Ecco quindi che in questo caso la normativa relativa all’istituto del whistleblowing subisce una variazione importante che, però, ha ripercussioni fondamentali per la conclusione del processo.
Occorre precisare, infatti, come in questo caso si debba giungere a un confronto grazie al quale è possibile capire quale delle due parti sta adottando un comportamento tutt’altro che corretto e soprattutto se le prove fornite da entrambe le parti sono veritiere. Si tratta quindi di un procedimento che deve essere necessariamente svolto affinché sia possibile trarre delle conclusioni corrette ed evitare che una delle due parti in causa possa essere danneggiata senza che vi siano appunto dei fatti concreti che permettono di formulare un’accusa.
Come si comporta l’istituto del whistleblowing in fase di ricezione della segnalazione di illecito?
Occorre anche capire quali sono le diverse procedure che vengono avviate per tutelare il segnalatore e allo stesso tempo per verificare che quell’atto sia veritiero. Potrebbe infatti accadere che per motivi personali, come un avanzamento nella carriera oppure situazioni similari, un dipendente cerchi di sfruttare a suo vantaggio l’istituto del whistleblowing, quindi ottenere un resoconto personale incriminando un dirigente di aver compiuto degli atti illeciti con il mero scopo di essere promosso o comunque vedere la propria posizione lavorativa migliorata. In questo frangente occorre precisare come l’istituto operi in maniera assai precisa e attenta, con l’obiettivo di prevenire questa tipologia di situazione e fare in modo che ogni segnalazione possa essere definita come corretta, evitando di conseguenza una serie di situazioni che possono in qualche modo danneggiare delle figure che non hanno compiuto tali atti.
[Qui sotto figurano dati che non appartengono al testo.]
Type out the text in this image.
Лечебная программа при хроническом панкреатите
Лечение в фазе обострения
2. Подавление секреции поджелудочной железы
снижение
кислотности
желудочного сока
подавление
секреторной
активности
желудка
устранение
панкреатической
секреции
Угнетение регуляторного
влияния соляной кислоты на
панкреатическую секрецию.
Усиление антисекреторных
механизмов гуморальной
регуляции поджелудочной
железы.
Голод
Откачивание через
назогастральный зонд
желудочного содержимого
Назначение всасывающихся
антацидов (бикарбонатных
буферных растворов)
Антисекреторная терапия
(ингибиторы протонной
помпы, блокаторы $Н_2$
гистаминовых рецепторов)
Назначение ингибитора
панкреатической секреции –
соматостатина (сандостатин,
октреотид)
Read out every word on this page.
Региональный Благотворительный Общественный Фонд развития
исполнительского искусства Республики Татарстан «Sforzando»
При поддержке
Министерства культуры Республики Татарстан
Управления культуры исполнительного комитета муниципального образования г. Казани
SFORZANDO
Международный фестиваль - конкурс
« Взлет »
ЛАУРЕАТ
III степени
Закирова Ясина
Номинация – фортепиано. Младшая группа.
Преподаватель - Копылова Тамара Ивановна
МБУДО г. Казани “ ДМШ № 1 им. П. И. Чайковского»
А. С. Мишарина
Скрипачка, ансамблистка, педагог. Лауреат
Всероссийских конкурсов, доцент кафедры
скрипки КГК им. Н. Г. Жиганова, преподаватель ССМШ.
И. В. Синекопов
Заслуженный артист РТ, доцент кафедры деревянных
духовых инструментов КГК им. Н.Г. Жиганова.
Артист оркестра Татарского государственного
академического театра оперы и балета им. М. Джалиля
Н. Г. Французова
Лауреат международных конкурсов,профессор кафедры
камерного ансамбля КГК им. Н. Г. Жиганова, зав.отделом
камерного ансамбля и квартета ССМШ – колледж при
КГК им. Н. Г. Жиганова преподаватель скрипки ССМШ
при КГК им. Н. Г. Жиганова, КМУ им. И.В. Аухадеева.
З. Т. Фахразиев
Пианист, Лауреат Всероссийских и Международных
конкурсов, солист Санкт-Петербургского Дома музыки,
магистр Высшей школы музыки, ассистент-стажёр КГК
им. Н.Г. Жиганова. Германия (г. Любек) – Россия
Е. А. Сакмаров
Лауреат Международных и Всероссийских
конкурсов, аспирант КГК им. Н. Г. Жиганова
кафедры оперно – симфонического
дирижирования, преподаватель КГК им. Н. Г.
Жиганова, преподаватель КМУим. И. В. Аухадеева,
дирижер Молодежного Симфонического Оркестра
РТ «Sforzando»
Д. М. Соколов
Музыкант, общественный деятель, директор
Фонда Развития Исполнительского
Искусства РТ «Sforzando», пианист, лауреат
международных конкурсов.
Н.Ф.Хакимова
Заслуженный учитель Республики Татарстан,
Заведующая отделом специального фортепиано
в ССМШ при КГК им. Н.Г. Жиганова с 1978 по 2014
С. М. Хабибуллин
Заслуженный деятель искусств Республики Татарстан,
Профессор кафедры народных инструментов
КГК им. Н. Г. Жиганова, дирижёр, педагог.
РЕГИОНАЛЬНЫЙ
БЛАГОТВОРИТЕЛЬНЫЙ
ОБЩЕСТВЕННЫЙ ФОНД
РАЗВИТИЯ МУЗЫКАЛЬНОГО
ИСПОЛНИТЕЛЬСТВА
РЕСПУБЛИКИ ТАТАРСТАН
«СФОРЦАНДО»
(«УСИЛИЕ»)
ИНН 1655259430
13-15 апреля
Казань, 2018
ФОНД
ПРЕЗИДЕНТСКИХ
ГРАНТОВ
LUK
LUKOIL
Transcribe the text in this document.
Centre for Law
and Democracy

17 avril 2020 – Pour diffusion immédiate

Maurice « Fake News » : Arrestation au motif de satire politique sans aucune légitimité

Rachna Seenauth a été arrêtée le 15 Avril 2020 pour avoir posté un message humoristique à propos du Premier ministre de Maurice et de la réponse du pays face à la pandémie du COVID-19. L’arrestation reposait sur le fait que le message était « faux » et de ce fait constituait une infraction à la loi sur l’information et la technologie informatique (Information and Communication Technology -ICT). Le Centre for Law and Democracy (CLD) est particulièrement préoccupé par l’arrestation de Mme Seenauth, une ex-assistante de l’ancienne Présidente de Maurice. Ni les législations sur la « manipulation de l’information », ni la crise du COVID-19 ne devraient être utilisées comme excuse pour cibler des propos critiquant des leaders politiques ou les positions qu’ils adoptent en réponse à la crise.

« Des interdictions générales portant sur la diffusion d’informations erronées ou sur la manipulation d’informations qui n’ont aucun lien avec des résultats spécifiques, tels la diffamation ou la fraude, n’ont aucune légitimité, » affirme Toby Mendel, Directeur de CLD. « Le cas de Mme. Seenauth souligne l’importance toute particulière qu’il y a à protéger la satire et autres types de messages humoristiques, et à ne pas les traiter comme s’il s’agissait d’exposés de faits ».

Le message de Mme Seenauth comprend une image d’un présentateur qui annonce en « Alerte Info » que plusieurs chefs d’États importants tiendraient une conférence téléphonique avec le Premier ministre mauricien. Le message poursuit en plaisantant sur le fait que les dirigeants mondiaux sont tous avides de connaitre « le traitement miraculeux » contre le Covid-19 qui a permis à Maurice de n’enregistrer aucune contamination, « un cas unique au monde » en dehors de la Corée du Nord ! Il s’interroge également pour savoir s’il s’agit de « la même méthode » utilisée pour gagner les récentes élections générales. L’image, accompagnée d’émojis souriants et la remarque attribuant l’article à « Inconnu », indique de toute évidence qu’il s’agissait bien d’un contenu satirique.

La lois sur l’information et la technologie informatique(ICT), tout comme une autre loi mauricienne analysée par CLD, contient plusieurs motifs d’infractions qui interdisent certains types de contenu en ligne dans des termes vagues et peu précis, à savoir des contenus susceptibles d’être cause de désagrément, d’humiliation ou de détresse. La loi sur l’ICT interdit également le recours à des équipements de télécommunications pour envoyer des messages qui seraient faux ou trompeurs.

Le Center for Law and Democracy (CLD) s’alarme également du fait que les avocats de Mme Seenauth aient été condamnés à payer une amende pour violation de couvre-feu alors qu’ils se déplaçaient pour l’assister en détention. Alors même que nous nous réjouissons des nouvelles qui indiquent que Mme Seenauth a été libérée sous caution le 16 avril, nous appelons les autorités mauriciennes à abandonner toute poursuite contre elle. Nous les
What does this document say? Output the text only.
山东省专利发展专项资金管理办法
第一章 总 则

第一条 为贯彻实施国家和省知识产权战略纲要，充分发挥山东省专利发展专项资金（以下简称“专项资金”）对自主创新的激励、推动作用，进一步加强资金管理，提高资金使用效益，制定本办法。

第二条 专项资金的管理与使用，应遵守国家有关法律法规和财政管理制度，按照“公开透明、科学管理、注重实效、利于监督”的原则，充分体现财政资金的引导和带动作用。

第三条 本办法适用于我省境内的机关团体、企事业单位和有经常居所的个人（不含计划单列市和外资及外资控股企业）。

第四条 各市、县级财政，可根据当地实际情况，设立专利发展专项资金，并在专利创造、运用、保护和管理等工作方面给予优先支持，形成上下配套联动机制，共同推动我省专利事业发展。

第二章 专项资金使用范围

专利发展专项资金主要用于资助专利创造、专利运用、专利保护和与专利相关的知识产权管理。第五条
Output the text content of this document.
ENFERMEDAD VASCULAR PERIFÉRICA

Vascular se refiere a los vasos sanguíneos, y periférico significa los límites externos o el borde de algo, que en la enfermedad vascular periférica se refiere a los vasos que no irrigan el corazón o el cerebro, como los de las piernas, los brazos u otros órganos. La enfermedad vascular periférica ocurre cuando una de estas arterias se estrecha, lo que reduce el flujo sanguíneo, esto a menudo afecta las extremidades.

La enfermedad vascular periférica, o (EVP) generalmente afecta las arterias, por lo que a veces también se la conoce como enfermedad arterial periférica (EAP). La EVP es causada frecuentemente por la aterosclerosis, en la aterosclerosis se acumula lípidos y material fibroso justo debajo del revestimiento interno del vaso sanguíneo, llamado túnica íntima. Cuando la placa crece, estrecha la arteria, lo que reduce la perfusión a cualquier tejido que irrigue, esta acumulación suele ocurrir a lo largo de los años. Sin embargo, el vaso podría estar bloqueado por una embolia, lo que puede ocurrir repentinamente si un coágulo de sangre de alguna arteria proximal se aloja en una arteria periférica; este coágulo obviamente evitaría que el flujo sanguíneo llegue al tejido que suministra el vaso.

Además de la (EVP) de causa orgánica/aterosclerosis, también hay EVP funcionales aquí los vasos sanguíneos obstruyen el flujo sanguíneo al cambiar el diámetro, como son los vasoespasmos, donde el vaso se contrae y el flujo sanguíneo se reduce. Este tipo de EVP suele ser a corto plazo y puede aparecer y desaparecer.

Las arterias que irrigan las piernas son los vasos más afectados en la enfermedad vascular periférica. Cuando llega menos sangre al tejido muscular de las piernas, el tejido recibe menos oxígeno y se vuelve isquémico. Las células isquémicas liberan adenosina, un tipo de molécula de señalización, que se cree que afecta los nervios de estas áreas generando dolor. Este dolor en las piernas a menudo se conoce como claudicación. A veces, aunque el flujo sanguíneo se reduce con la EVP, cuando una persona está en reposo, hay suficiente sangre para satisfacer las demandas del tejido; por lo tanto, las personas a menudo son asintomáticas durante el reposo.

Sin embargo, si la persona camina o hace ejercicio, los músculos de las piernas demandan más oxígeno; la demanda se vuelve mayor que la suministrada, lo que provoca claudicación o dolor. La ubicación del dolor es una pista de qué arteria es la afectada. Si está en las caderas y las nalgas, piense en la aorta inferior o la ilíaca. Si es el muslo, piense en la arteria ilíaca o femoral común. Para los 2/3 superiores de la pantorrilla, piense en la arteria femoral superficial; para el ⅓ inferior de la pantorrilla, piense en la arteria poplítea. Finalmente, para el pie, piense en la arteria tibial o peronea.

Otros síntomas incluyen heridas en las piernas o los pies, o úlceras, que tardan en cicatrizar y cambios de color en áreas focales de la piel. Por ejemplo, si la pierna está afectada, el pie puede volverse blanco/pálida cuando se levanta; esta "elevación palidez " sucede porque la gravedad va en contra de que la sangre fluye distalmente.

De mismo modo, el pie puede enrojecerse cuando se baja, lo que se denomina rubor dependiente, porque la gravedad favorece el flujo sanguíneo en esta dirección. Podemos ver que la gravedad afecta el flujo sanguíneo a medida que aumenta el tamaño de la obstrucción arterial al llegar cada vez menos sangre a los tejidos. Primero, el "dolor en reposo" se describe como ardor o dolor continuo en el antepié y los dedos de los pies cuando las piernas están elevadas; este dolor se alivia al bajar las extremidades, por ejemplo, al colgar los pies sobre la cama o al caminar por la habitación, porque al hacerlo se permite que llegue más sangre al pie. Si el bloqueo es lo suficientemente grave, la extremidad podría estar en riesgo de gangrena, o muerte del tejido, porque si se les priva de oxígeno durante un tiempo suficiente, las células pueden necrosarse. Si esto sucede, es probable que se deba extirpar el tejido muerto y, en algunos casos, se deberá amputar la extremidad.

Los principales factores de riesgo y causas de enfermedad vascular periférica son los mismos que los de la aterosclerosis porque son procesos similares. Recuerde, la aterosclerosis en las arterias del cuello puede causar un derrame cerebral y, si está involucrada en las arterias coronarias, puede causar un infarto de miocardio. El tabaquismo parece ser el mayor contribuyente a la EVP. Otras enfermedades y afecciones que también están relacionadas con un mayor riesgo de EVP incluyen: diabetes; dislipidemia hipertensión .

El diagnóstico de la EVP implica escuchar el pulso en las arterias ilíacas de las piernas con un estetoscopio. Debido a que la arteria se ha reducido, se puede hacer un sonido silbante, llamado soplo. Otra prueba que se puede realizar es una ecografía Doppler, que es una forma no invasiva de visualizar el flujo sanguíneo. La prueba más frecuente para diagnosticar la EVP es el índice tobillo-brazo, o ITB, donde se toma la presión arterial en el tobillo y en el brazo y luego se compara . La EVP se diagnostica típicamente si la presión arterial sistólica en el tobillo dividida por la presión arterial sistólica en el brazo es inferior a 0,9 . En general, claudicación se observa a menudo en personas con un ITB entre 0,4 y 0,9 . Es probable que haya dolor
Ecco quindi che si procede con l’analisi della segnalazione, che deve essere quindi esaminata con estrema attenzione, per poi avviare delle indagini che hanno uno scopo ben preciso, ovvero fare in modo che il risultato finale possa essere sinonimo di un processo che viene svolto adeguatamente. Le varie verifiche sono effettuate con l’obiettivo di ottenere una prova tangibile della veridicità della segnalazione: durante questa fase, ovviamente, sia il titolare o la figura che viene segnalata, sia il whistleblower vengono entrambi tutelati, evitando che tale fase possa destare dei sospetti e quindi creare una situazione di potenziale pericolo per il segnalatore stesso. Qualora le prove prodotte dovessero essere tali da avviare un processo, il segnalatore viene mantenuto anonimo fino alla conclusione del procedimento legale stesso.
Ecco quindi che le segnalazioni sprovviste di un fondamento veritiero non vengono prese in considerazione da parte dell’istituto del whistleblowing, che mira a svolgere procedimenti sempre corretti atti a tutelare dipendenti e aziende.